Unfortunately the other seventy five percent will have it permanently. This is called chronic Hepatitis C.
Chronic Hepatitis C is a confusing disease. Some people will have the infection but it will have no affect on
them at all. It will remain inactive for years, potentially as long as ten years, before there are any symptoms.
There will also be no obvious signs of liver damage if the infection lays dormant. These people may only find out
they have Hepatitis C because of blood work done during a yearly check-up.
While in others the symptoms might be undeniable. They may show signs of being very tired all the time, have a
decrease in their appetite and diarrhea. Their urine and stool may be the wrong color with the stool being too
light and the urine too dark. Some will seem to have a low-grade fever all the time.
They may suffer from stomach pains, nausea and tenderness in the upper body. Their eyes may take on a yellowish
tint as might their skin. These are signs of jaundice. When people with these symptoms see their health care
providers it may be discovered that their liver enzymes are as much as twenty times higher than they should be.

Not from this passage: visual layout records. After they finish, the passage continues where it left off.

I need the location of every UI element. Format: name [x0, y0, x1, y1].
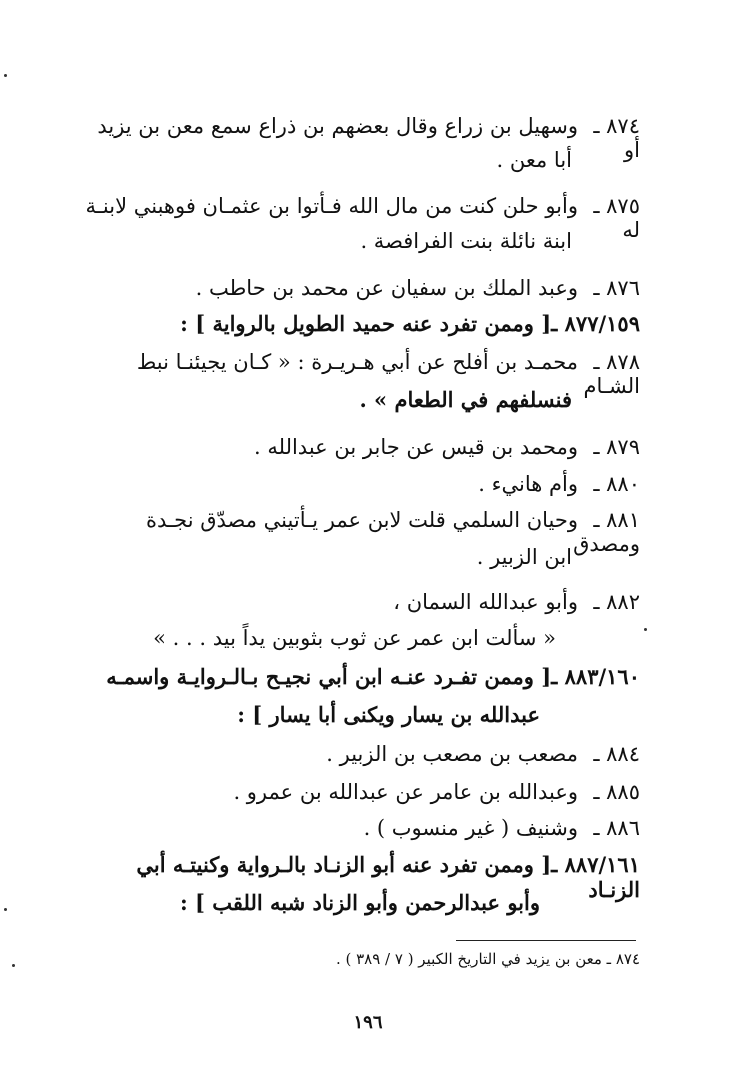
scan-speck — [4, 74, 7, 77]
entry-text: وشنيف ( غير منسوب ) . — [363, 816, 578, 840]
entry-874-continuation: أبا معن . — [496, 148, 572, 172]
entry-879 — [80, 435, 640, 459]
entry-878-continuation: فنسلفهم في الطعام » . — [359, 387, 572, 412]
entry-text: [ وممن تفـرد عنـه ابن أبي نجيـح بـالـروايـة واسمـه — [106, 664, 552, 689]
footnote: ٨٧٤ ـ معن بن يزيد في التاريخ الكبير ( ٧ / ٣٨٩ ) . — [335, 950, 640, 968]
entry-number: ٨٧٩ ـ — [593, 435, 640, 459]
entry-number: ٨٨٣/١٦٠ ـ — [551, 664, 640, 689]
scan-speck — [4, 908, 7, 911]
entry-number: ٨٨٦ ـ — [593, 816, 640, 840]
entry-text: ومحمد بن قيس عن جابر بن عبدالله . — [254, 435, 578, 459]
entry-text: وسهيل بن زراع وقال بعضهم بن ذراع سمع معن بن يزيد أو — [97, 114, 640, 162]
entry-number: ٨٨٢ ـ — [593, 590, 640, 614]
entry-882 — [80, 590, 640, 614]
entry-text: محمـد بن أفلح عن أبي هـريـرة : « كـان يجيئنـا نبط الشـام — [136, 350, 640, 398]
entry-875-continuation: ابنة نائلة بنت الفرافصة . — [360, 229, 572, 253]
entry-number: ٨٨٥ ـ — [593, 780, 640, 804]
entry-text: وأم هانيء . — [478, 472, 578, 496]
entry-text: وعبد الملك بن سفيان عن محمد بن حاطب . — [195, 276, 578, 300]
entry-882-quote: « سألت ابن عمر عن ثوب بثوبين يداً بيد . . . » — [153, 626, 556, 650]
entry-text: وعبدالله بن عامر عن عبدالله بن عمرو . — [233, 780, 578, 804]
entry-text: مصعب بن مصعب بن الزبير . — [326, 742, 578, 766]
section-heading-160 — [80, 664, 640, 689]
entry-number: ٨٧٥ ـ — [593, 194, 640, 218]
entry-text: وحيان السلمي قلت لابن عمر يـأتيني مصدّق نجـدة ومصدق — [145, 508, 640, 556]
entry-number: ٨٨٤ ـ — [593, 742, 640, 766]
entry-number: ٨٨١ ـ — [593, 508, 640, 532]
entry-number: ٨٨٠ ـ — [593, 472, 640, 496]
section-heading-160-continuation: عبدالله بن يسار ويكنى أبا يسار ] : — [237, 702, 540, 727]
entry-number: ٨٧٨ ـ — [593, 350, 640, 374]
footnote-rule — [456, 940, 636, 941]
entry-number: ٨٧٧/١٥٩ ـ — [551, 311, 640, 336]
entry-886 — [80, 816, 640, 840]
entry-text: [ وممن تفرد عنه أبو الزنـاد بالـرواية وكنيتـه أبي الزنـاد — [136, 852, 640, 902]
entry-text: وأبو حلن كنت من مال الله فـأتوا بن عثمـان فوهبني لابنـة له — [85, 194, 640, 242]
section-heading-161-continuation: وأبو عبدالرحمن وأبو الزناد شبه اللقب ] : — [179, 890, 540, 915]
scan-speck — [644, 628, 647, 631]
entry-text: وأبو عبدالله السمان ، — [393, 590, 578, 614]
entry-884 — [80, 742, 640, 766]
entry-876 — [80, 276, 640, 300]
entry-number: ٨٧٦ ـ — [593, 276, 640, 300]
scan-speck — [12, 964, 15, 967]
entry-number: ٨٧٤ ـ — [593, 114, 640, 138]
entry-text: [ وممن تفرد عنه حميد الطويل بالرواية ] : — [180, 311, 552, 336]
entry-885 — [80, 780, 640, 804]
section-heading-159 — [80, 311, 640, 336]
entry-880 — [80, 472, 640, 496]
page-number: ١٩٦ — [353, 1012, 383, 1033]
entry-881-continuation: ابن الزبير . — [476, 545, 572, 569]
entry-number: ٨٨٧/١٦١ ـ — [551, 852, 640, 877]
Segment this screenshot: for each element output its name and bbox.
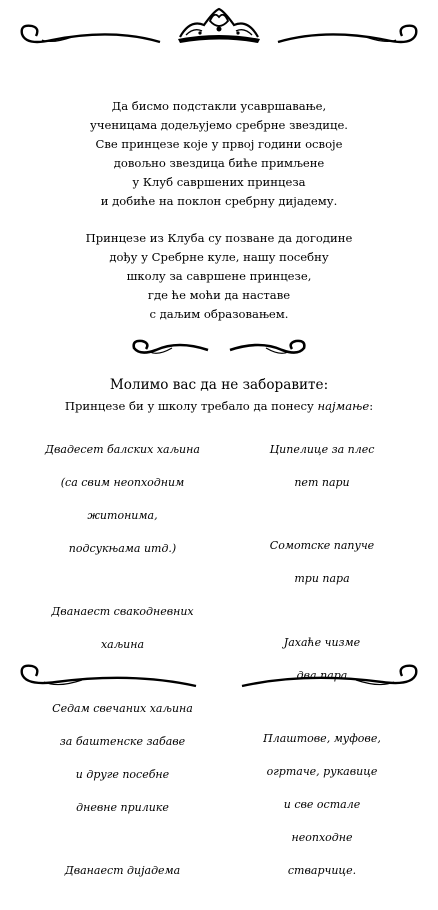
intro-line: ученицама додељујемо сребрне звездице. [90, 118, 348, 132]
flourish-corner-icon [276, 18, 426, 52]
list-item-line: хаљина [100, 638, 145, 651]
intro-line: Да бисмо подстакли усавршавање, [111, 99, 327, 113]
flourish-corner-icon [240, 660, 426, 694]
list-item-line: Јахаће чизме [283, 635, 361, 649]
list-item-line: подсукњама итд.) [68, 541, 177, 555]
reminder-subline [10, 398, 428, 414]
list-item-line: Дванаест свакодневних [51, 605, 194, 618]
tiara-ornament-icon [170, 5, 268, 45]
list-item-line: дневне прилике [76, 800, 169, 814]
list-item [222, 715, 422, 897]
list-item-line: Ципелице за плес [269, 442, 375, 456]
subline-end: : [369, 399, 374, 413]
intro-line: дођу у Сребрне куле, нашу посебну [109, 250, 329, 264]
list-item-line: Дванаест дијадема [64, 864, 181, 877]
intro-line: и добиће на поклон сребрну дијадему. [100, 194, 338, 208]
list-item-line: Сомотске папуче [269, 539, 375, 552]
list-item [20, 425, 225, 574]
list-item-line: (са свим неопходним [60, 475, 185, 489]
list-item [20, 588, 225, 671]
intro-text [20, 97, 418, 324]
subline-text: Принцезе би у школу требало да понесу [64, 399, 318, 413]
swirl-divider-icon [128, 336, 210, 362]
list-item-line: три пара [294, 572, 350, 585]
list-item-line: за баштенске забаве [59, 734, 186, 748]
list-item-line: стварчице. [287, 864, 357, 877]
list-item-line: и све остале [283, 798, 361, 811]
subline-emphasis: најмање [317, 399, 370, 413]
list-item [20, 847, 225, 897]
list-item-line: Двадесет балских хаљина [45, 442, 200, 456]
intro-line: довољно звездица биће примљене [113, 156, 325, 170]
swirl-divider-icon [228, 336, 310, 362]
list-item-line: и друге посебне [75, 767, 170, 781]
list-item-line: два пара [296, 668, 348, 682]
list-item-line: пет пари [294, 475, 350, 489]
flourish-corner-icon [12, 660, 198, 694]
list-item-line: житонима, [87, 508, 158, 522]
list-item [222, 522, 422, 605]
list-item [20, 684, 225, 833]
intro-line: Принцезе из Клуба су позване да догодине [85, 231, 353, 245]
intro-line: где ће моћи да наставе [147, 288, 291, 302]
list-item-line: огртаче, рукавице [266, 765, 378, 778]
intro-line: Све принцезе које у првој години освоје [95, 137, 343, 151]
intro-line: с даљим образовањем. [149, 307, 289, 321]
intro-line: школу за савршене принцезе, [126, 269, 312, 283]
list-item-line: неопходне [291, 831, 353, 844]
list-item [222, 425, 422, 508]
list-item-line: Седам свечаних хаљина [52, 701, 193, 715]
flourish-corner-icon [12, 18, 162, 52]
intro-line: у Клуб савршених принцеза [132, 175, 306, 189]
list-item-line: Плаштове, муфове, [263, 732, 381, 745]
reminder-heading: Молимо вас да не заборавите: [109, 377, 329, 393]
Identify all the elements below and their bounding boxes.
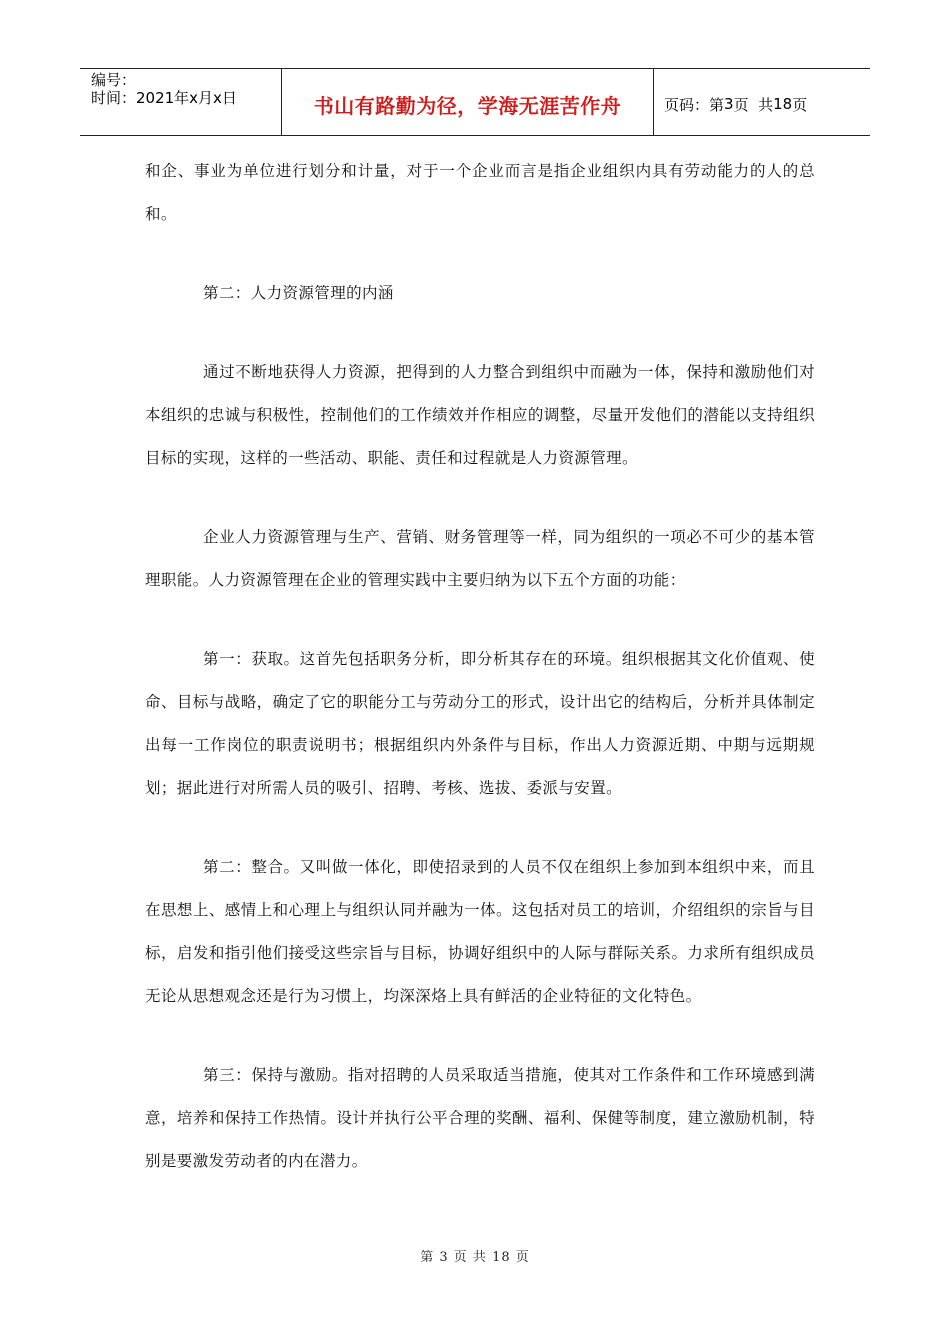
paragraph: 第三：保持与激励。指对招聘的人员采取适当措施，使其对工作条件和工作环境感到满意，培养和保持工作热情。设计并执行公平合理的奖酬、福利、保健等制度，建立激励机制，特别是要激发劳动者的内在潜力。 xyxy=(145,1066,815,1170)
paragraph: 第二：整合。又叫做一体化，即使招录到的人员不仅在组织上参加到本组织中来，而且在思想上、感情上和心理上与组织认同并融为一体。这包括对员工的培训，介绍组织的宗旨与目标，启发和指引他们接受这些宗旨与目标，协调好组织中的人际与群际关系。力求所有组织成员无论从思想观念还是行为习惯上，均深深烙上具有鲜活的企业特征的文化特色。 xyxy=(145,858,815,1005)
header-page-middle: 页 共 xyxy=(733,95,774,114)
footer-middle: 页 共 xyxy=(453,1250,487,1265)
header-page-prefix: 页码：第 xyxy=(664,95,725,114)
footer-prefix: 第 xyxy=(420,1250,435,1265)
header-motto: 书山有路勤为径，学海无涯苦作舟 xyxy=(282,69,654,135)
page-footer xyxy=(0,1246,950,1265)
header-page-info xyxy=(654,69,870,135)
footer-suffix: 页 xyxy=(515,1250,530,1265)
paragraph: 企业人力资源管理与生产、营销、财务管理等一样，同为组织的一项必不可少的基本管理职能。人力资源管理在企业的管理实践中主要归纳为以下五个方面的功能： xyxy=(145,528,815,589)
section-heading: 第二：人力资源管理的内涵 xyxy=(203,284,394,302)
document-time-label: 时间：2021年x月x日 xyxy=(91,89,237,107)
paragraph: 通过不断地获得人力资源，把得到的人力整合到组织中而融为一体，保持和激励他们对本组织的忠诚与积极性，控制他们的工作绩效并作相应的调整，尽量开发他们的潜能以支持组织目标的实现，这样的一些活动、职能、责任和过程就是人力资源管理。 xyxy=(145,363,815,467)
header-meta xyxy=(80,69,282,135)
document-body xyxy=(145,150,815,1183)
document-header xyxy=(80,68,870,136)
header-page-current: 3 xyxy=(724,95,734,113)
header-page-total: 18 xyxy=(773,95,793,113)
footer-page-total: 18 xyxy=(492,1250,511,1265)
header-page-suffix: 页 xyxy=(792,95,808,114)
document-number-label: 编号： xyxy=(91,71,137,89)
paragraph-continuation: 和企、事业为单位进行划分和计量，对于一个企业而言是指企业组织内具有劳动能力的人的总和。 xyxy=(145,162,815,223)
footer-page-current: 3 xyxy=(439,1250,449,1265)
paragraph: 第一：获取。这首先包括职务分析，即分析其存在的环境。组织根据其文化价值观、使命、目标与战略，确定了它的职能分工与劳动分工的形式，设计出它的结构后，分析并具体制定出每一工作岗位的职责说明书；根据组织内外条件与目标，作出人力资源近期、中期与远期规划；据此进行对所需人员的吸引、招聘、考核、选拔、委派与安置。 xyxy=(145,650,815,797)
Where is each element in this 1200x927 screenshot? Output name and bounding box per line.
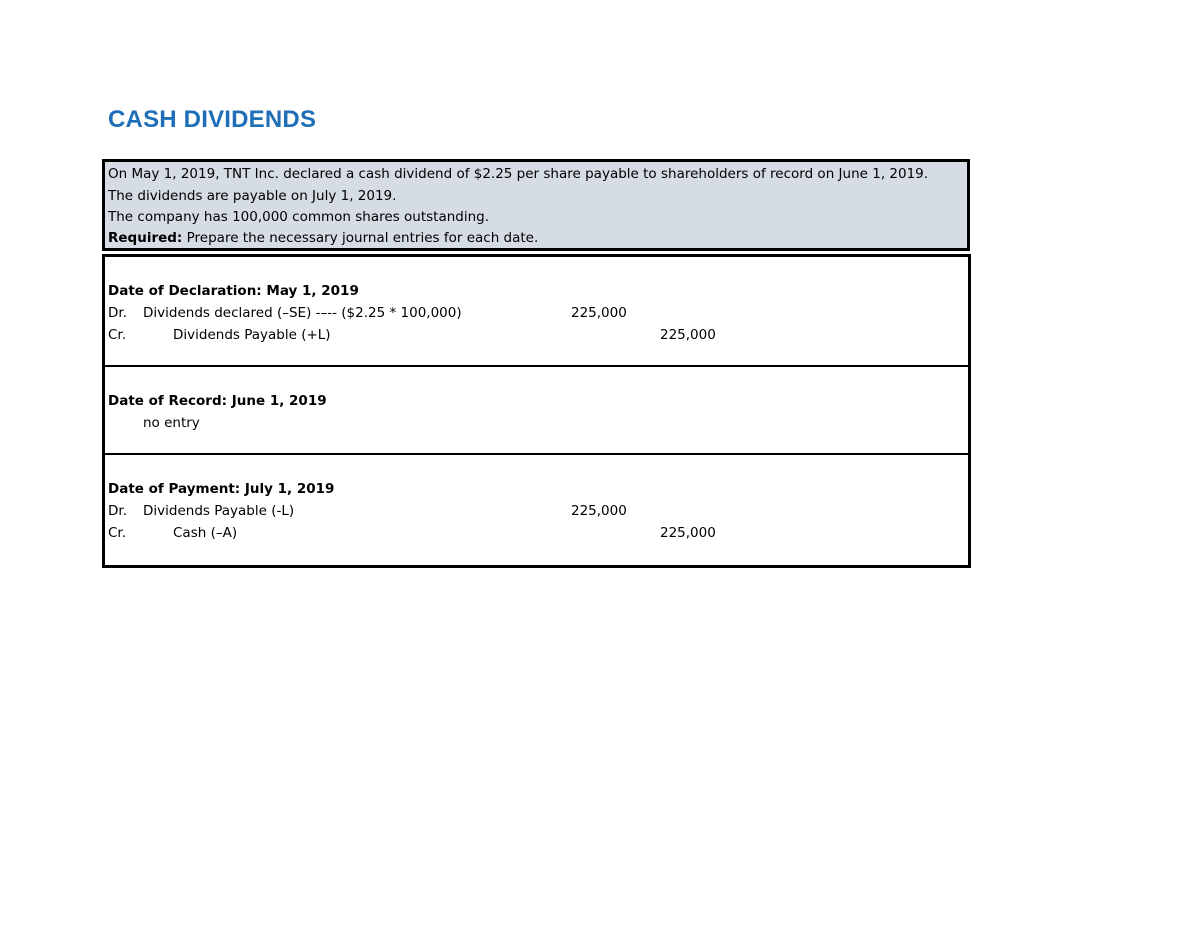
payment-debit-prefix: Dr.	[108, 503, 127, 519]
problem-required-line	[108, 229, 538, 247]
declaration-debit-account: Dividends declared (–SE) -–-- ($2.25 * 100,000)	[143, 305, 462, 321]
journal-entries-box	[102, 254, 971, 568]
page-title: CASH DIVIDENDS	[108, 106, 317, 133]
declaration-debit-prefix: Dr.	[108, 305, 127, 321]
problem-statement-box	[102, 159, 970, 251]
problem-line-3: The company has 100,000 common shares outstanding.	[108, 209, 490, 225]
payment-credit-amount: 225,000	[660, 525, 716, 541]
payment-credit-account: Cash (–A)	[173, 525, 238, 541]
record-note: no entry	[143, 415, 200, 431]
payment-heading: Date of Payment: July 1, 2019	[108, 481, 335, 497]
problem-line-1: On May 1, 2019, TNT Inc. declared a cash dividend of $2.25 per share payable to shareholders of record on June 1, 2019.	[108, 166, 929, 182]
section-divider	[105, 453, 968, 455]
payment-credit-prefix: Cr.	[108, 525, 127, 541]
declaration-heading: Date of Declaration: May 1, 2019	[108, 283, 359, 299]
required-text: Prepare the necessary journal entries for each date.	[182, 230, 539, 246]
payment-debit-amount: 225,000	[571, 503, 627, 519]
payment-debit-account: Dividends Payable (-L)	[143, 503, 295, 519]
required-label: Required:	[108, 230, 183, 246]
declaration-credit-account: Dividends Payable (+L)	[173, 327, 331, 343]
declaration-credit-amount: 225,000	[660, 327, 716, 343]
record-heading: Date of Record: June 1, 2019	[108, 393, 327, 409]
declaration-credit-prefix: Cr.	[108, 327, 127, 343]
section-divider	[105, 365, 968, 367]
problem-line-2: The dividends are payable on July 1, 2019.	[108, 188, 397, 204]
declaration-debit-amount: 225,000	[571, 305, 627, 321]
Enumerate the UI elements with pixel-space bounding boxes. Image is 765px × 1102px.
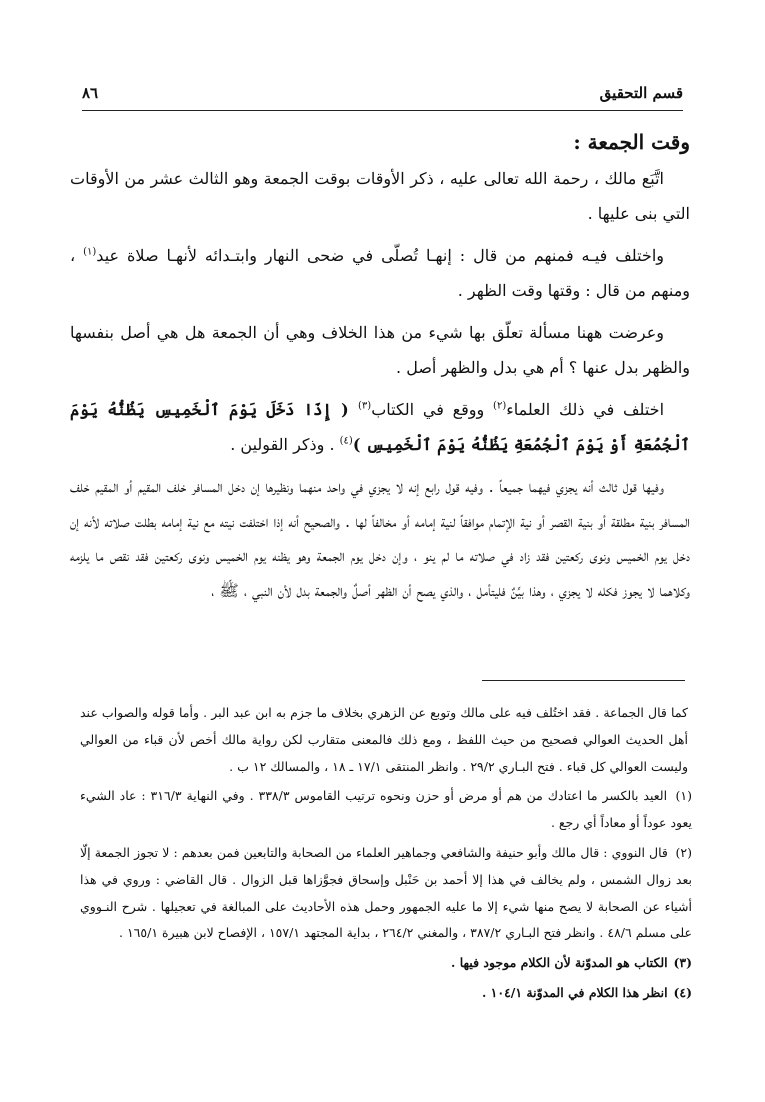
footnote-continuation: كما قال الجماعة . فقد اختُلف فيه على مالك وتوبع عن الزهري بخلاف ما جزم به ابن عبد البر . وأما قوله والصواب عند أهل الحديث العوالي فصحيح من حيث اللفظ ، ومع ذلك فالمعنى متقارب لكن رواية مالك أخص لأن قباء من العوالي وليست العوالي كل قباء . فتح البـاري ٢٩/٢ . وانظر المنتقى ١٧/١ ـ ١٨ ، والمسالك ١٢ ب . bbox=[80, 705, 688, 774]
footnote-separator bbox=[482, 680, 685, 681]
paragraph-2-text: واختلف فيـه فمنهم من قال : إنهـا تُصلّى في ضحى النهار وابتـدائه لأنهـا صلاة عيد bbox=[96, 246, 664, 265]
footnote-1-number: (١) bbox=[675, 788, 692, 804]
paragraph-4 bbox=[70, 393, 690, 462]
quran-quote: ( إِذَا دَخَلَ يَوْمَ ٱلْخَمِيسِ يَظُنُّهُ يَوْمَ ٱلْجُمُعَةِ أَوْ يَوْمَ ٱلْجُمُعَةِ يَظُنُّهُ يَوْمَ ٱلْخَمِيسِ ) bbox=[70, 400, 690, 454]
header-rule bbox=[82, 110, 683, 111]
footnote-2-number: (٢) bbox=[675, 844, 692, 860]
footnote-3-number: (٣) bbox=[673, 955, 692, 971]
footnote-1-text: العيد بالكسر ما اعتادك من هم أو مرض أو حزن ونحوه ترتيب القاموس ٣٣٨/٣ . وفي النهاية ٣١٦/٣ : عاد الشيء يعود عوداً أو معاداً أي رجع . bbox=[80, 788, 692, 831]
footnote-1 bbox=[80, 783, 692, 837]
footnote-4-text: انظر هذا الكلام في المدوّنة ١٠٤/١ . bbox=[481, 984, 668, 1000]
paragraph-2-tail: ، ومنهم من قال : وقتها وقت الظهر . bbox=[70, 246, 690, 300]
main-text bbox=[70, 122, 690, 608]
footnote-4-number: (٤) bbox=[673, 984, 692, 1000]
paragraph-3: وعرضت ههنا مسألة تعلّق بها شيء من هذا الخلاف وهي أن الجمعة هل هي أصل بنفسها والظهر بدل عنها ؟ أم هي بدل والظهر أصل . bbox=[70, 323, 690, 377]
paragraph-4-mid: ووقع في الكتاب bbox=[371, 400, 494, 419]
page-header bbox=[82, 84, 683, 108]
paragraph-1: اتَّبَع مالك ، رحمة الله تعالى عليه ، ذكر الأوقات بوقت الجمعة وهو الثالث عشر من الأوقات التي بنى عليها . bbox=[70, 169, 690, 223]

Those with chronic Hepatitis C eventually develop liver damage in the form of cirrhosis of the liver. This
disease does irreparable damage to the liver consisting of scarring that interferes with normal liver function. But
this can take ten or even twenty years from when the hepatitis infection first sets in.
About five percent of these patients eventually will go on to develop liver cancer, but this can take twenty to
forty years. Anyone, not just those with Hepatitis C, who develops cirrhosis, will eventually see the onset of
liver cancer. The average time in this case is seventeen years.
Hepatitis C is the single most likely cause of a person requiring a liver transplant. Close to one thousand
liver transplants are performed in the United States for this reason every year. Sadly it is also the cause of as
many as ten thousand deaths annually. Although research continues there is no cure for Hepatitis C nor is there a
vaccine against it.
One reason is that this infection is constantly mutating and so even if a vaccine were to be found the infection
might mutate so quickly that it would be unusable before it had the opportunity to be used. Prevention is the best
medicine when it comes to containing the Hepatitis C virus.